Dimona and Arad are the closest populated areas to Israel’s Shimon Peres Negev Nuclear Research Center (often called the Dimona nuclear reactor or facility), located roughly 8–13 km (5–8 miles) southeast of Dimona city. Iran explicitly claimed the strikes targeted the nuclear site itself in retaliation for an earlier attack on Iran’s Natanz nuclear facility.


Casualties and damage were significant but limited to civilian areas: 


Israeli health authorities and Magen David Adom (MDA) reported approximately 175–200 people injured across both towns (e.g., BBC: 116 in Arad + 64 in Dimona = 180 total; Times of Israel/Soroka Hospital: ~175 hospitalized, with ~10–11 in serious condition, including children). No fatalities occurred—Israeli officials described this as a “miracle.”


Damage included shattered apartment blocks, deep craters, collapsed ceilings, blown-out windows, and destruction of buildings (one in Dimona housed an after-school program). Shockwaves affected surrounding blocks; residents described the blasts as feeling like an “earthquake” or “hurricane.” Many injuries happened because people were not yet in shelters when the missiles impacted.

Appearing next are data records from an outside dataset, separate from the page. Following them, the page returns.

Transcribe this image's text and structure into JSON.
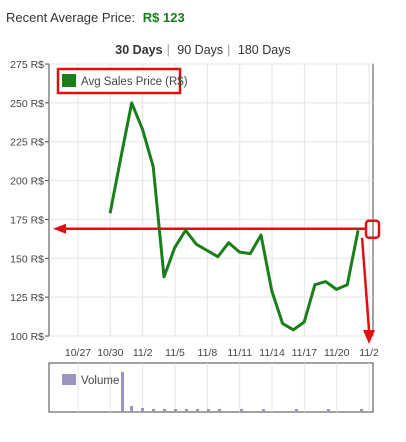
{
  "header": {
    "label": "Recent Average Price:",
    "price": "R$ 123"
  },
  "ranges": {
    "opt1": "30 Days",
    "opt2": "90 Days",
    "opt3": "180 Days",
    "active": "30 Days"
  },
  "colors": {
    "series": "#1a7f1a",
    "annotation": "#e01010",
    "volume": "#9a96c0",
    "grid": "#e4e4e4",
    "border": "#444444"
  },
  "chart_data": {
    "type": "line",
    "legend": "Avg Sales Price (R$)",
    "yticks": [
      "275 R$",
      "250 R$",
      "225 R$",
      "200 R$",
      "175 R$",
      "150 R$",
      "125 R$",
      "100 R$"
    ],
    "xticks": [
      "10/27",
      "10/30",
      "11/2",
      "11/5",
      "11/8",
      "11/11",
      "11/14",
      "11/17",
      "11/20",
      "11/2"
    ],
    "ylim": [
      100,
      275
    ],
    "series": [
      {
        "name": "Avg Sales Price (R$)",
        "values": [
          {
            "day": "10/31",
            "price": 179
          },
          {
            "day": "11/1",
            "price": 215
          },
          {
            "day": "11/2",
            "price": 250
          },
          {
            "day": "11/3",
            "price": 233
          },
          {
            "day": "11/4",
            "price": 209
          },
          {
            "day": "11/5",
            "price": 138
          },
          {
            "day": "11/6",
            "price": 157
          },
          {
            "day": "11/7",
            "price": 168
          },
          {
            "day": "11/8",
            "price": 159
          },
          {
            "day": "11/9",
            "price": 155
          },
          {
            "day": "11/10",
            "price": 151
          },
          {
            "day": "11/11",
            "price": 160
          },
          {
            "day": "11/12",
            "price": 154
          },
          {
            "day": "11/13",
            "price": 153
          },
          {
            "day": "11/14",
            "price": 165
          },
          {
            "day": "11/15",
            "price": 129
          },
          {
            "day": "11/16",
            "price": 108
          },
          {
            "day": "11/17",
            "price": 104
          },
          {
            "day": "11/18",
            "price": 109
          },
          {
            "day": "11/19",
            "price": 133
          },
          {
            "day": "11/20",
            "price": 135
          },
          {
            "day": "11/21",
            "price": 130
          },
          {
            "day": "11/22",
            "price": 133
          },
          {
            "day": "11/23",
            "price": 168
          }
        ]
      }
    ],
    "annotation_level": 169,
    "volume_label": "Volume"
  }
}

Fact check on the nuclear facility claim: Multiple independent reports confirm the missiles struck the towns of Dimona and Arad—not the nuclear research center itself. The International Atomic Energy Agency (IAEA) explicitly stated there was “no damage” to the Shimon Peres Negev Nuclear Research Center and “no abnormal radiation levels have been detected.” Israel’s policy of nuclear ambiguity means the IAEA has no inspection authority over the site, but regional monitoring confirmed safety.

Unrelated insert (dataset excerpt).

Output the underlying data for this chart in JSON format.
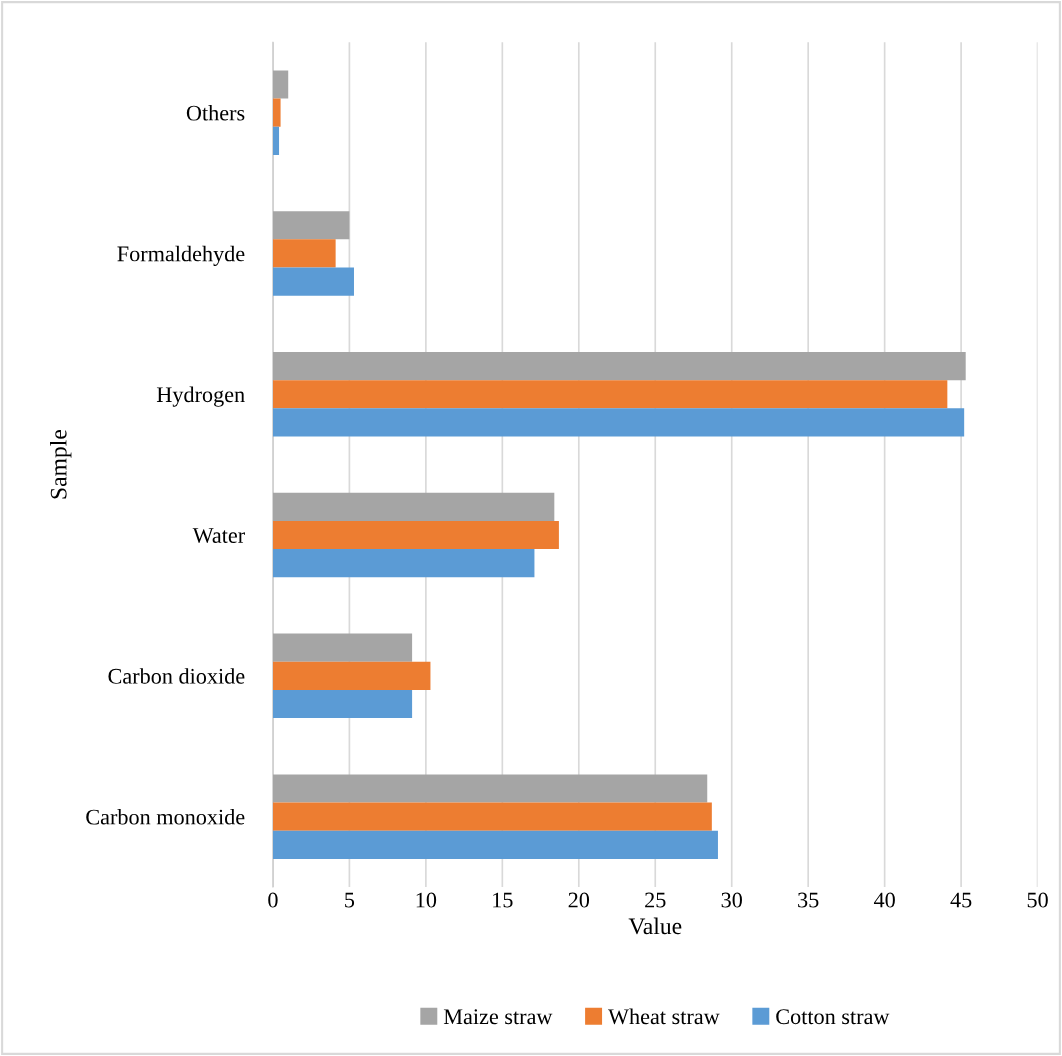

No reputable source (including Israeli officials) reports any hit, breach, or radiation leak at the facility. Sensational claims that the reactor was directly struck appear to stem from Iranian state media rhetoric or exaggeration and are contradicted by on-the-ground reporting and the IAEA.


Context and responses: This marked the largest single-night casualty event for Israel since the current Iran-Israel war began on February 28, 2026. Iran framed it as retaliation for strikes on Natanz (Israel has denied some related actions). Israeli Prime Minister Benjamin Netanyahu, President Isaac Herzog, and other leaders visited the sites. The IDF noted that while its defenses are among the world’s best (intercepting ~92% of ~400 Iranian missiles since the war started), they are “not hermetic,” and the failures here were due to specific timing/circumstances with conventional (non-cluster) warheads.

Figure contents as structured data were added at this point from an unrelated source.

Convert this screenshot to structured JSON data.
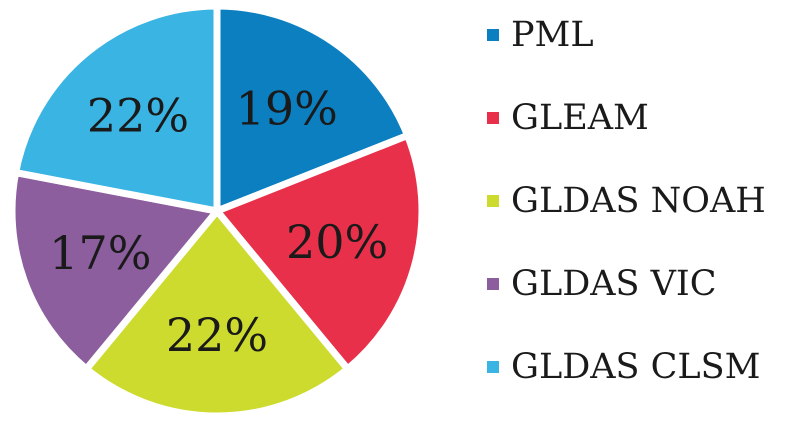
{
  "chart_data": {
    "type": "pie",
    "categories": [
      "PML",
      "GLEAM",
      "GLDAS NOAH",
      "GLDAS VIC",
      "GLDAS CLSM"
    ],
    "values": [
      19,
      20,
      22,
      17,
      22
    ],
    "data_labels": [
      "19%",
      "20%",
      "22%",
      "17%",
      "22%"
    ],
    "colors": [
      "#0b7fc0",
      "#e8304a",
      "#ccdb2e",
      "#8c5e9e",
      "#3ab4e2"
    ],
    "start_angle_deg": 0,
    "direction": "clockwise",
    "legend_position": "right",
    "title": ""
  }
}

This information is well-documented and corroborated across a wide range of reputable, independent outlets with no major contradictions: BBC, The Times of Israel, The New York Times, NBC News, CBS News, Deutsche Welle, Al Jazeera, The Guardian, and the Jewish News Syndicate (citing IAEA directly). Israeli emergency services, hospitals, and the IAEA provided the core data. There is no evidence this was fabricated or exaggerated beyond typical wartime claims from involved parties.